TITEL: Es bleibt, was man gegeben hat
GENRE: Allgemein/Charakterstudie
CHARAKTERE: Cal, Gillian, Emily
PAIRING: Gen, Cal/Gillian Freundschaft
RATING: PG-13
SPOILER: keine
WÖRTER: 2.000
ZUSAMMENFASSUNG: Fünf Geschenke, die Cal und Gillian im Laufe der Jahre austauschten.
– 1 –
Es war am Tag, als sie sich trafen.
Sie schenkte ihm ein Lächeln, das er nie vergessen konnte und er wusste just in jenem Moment, dass das nur der Anfang war. Der Anfang von was auch immer inmitten all des Chaos, aber auf jeden Fall der Anfang von etwas, das er nie mehr missen wollte.
Noch heute fragte er sich manchmal, wie er sich da nur bereits so sicher sein konnte.
– 2 –
"Wo ist mein Dad?", fragte Emily in die Runde, die sich um den Weihnachtsbaum der Lightman Group versammelt hatte.

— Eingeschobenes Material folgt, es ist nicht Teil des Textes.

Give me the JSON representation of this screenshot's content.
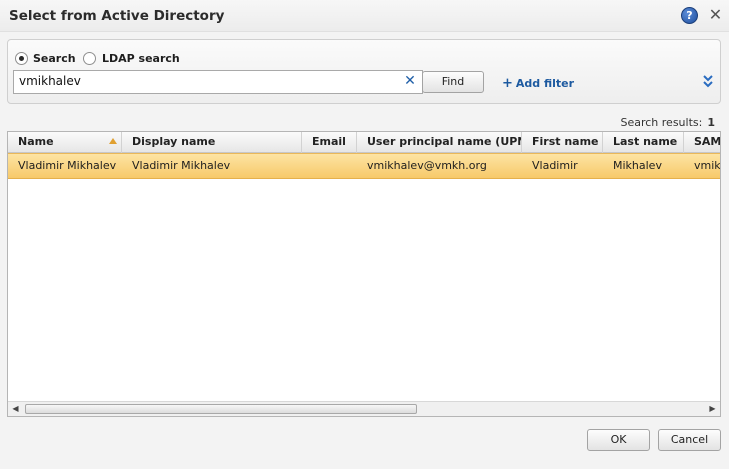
{
  "dialog": {
    "title": "Select from Active Directory",
    "help_icon": "help-icon",
    "help_glyph": "?",
    "close_icon": "close-icon",
    "close_glyph": "✕"
  },
  "search": {
    "mode_options": [
      {
        "label": "Search",
        "checked": true
      },
      {
        "label": "LDAP search",
        "checked": false
      }
    ],
    "query_value": "vmikhalev",
    "clear_glyph": "✕",
    "find_label": "Find",
    "add_filter_label": "Add filter",
    "add_filter_glyph": "+",
    "expand_glyph": "⌄⌄"
  },
  "results": {
    "label": "Search results:",
    "count": "1"
  },
  "grid": {
    "columns": [
      "Name",
      "Display name",
      "Email",
      "User principal name (UPN)",
      "First name",
      "Last name",
      "SAM"
    ],
    "sorted_column": "Name",
    "rows": [
      [
        "Vladimir Mikhalev",
        "Vladimir Mikhalev",
        "",
        "vmikhalev@vmkh.org",
        "Vladimir",
        "Mikhalev",
        "vmikh"
      ]
    ],
    "scroll_left_glyph": "◀",
    "scroll_right_glyph": "▶"
  },
  "footer": {
    "ok_label": "OK",
    "cancel_label": "Cancel"
  },
  "colors": {
    "selected_row": "#f9d27d",
    "link_blue": "#1d5aa0",
    "sort_arrow": "#e0a030"
  }
}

Ihre Augen leuchteten, spiegelten die glanzvollen Lichter des Baumes wider und verbreiteten ein wohliges Kribbeln im ganzen Raum, das einfach jeden ansteckte.
"Bin da, bin da", rief Cal und eilte heran, um sich unsanft zwischen Torres und Foster zu quetschen. "Kann losgehen."
Emily räusperte sich feierlich. "Dann erkläre ich das diesjährige Schrottwichteln für eröffnet." Sie legte eine dramatische Pause ein. "Diesmal gibt jeder sein Geschenk an seinen rechten Nachbarn weiter. Nur rechts bitte."
Cal drehte sich zu Gillian, heuchelte erst ein wenig Überraschung und grinste dann breit. "Das tut mir leid, Foster."
"Wie schlimm ist es?", wollte sie wissen und betrachtete die zufriedenen Fältchen, die um seine Augen herum hervortraten. Diebische Freude, das konnte er gut.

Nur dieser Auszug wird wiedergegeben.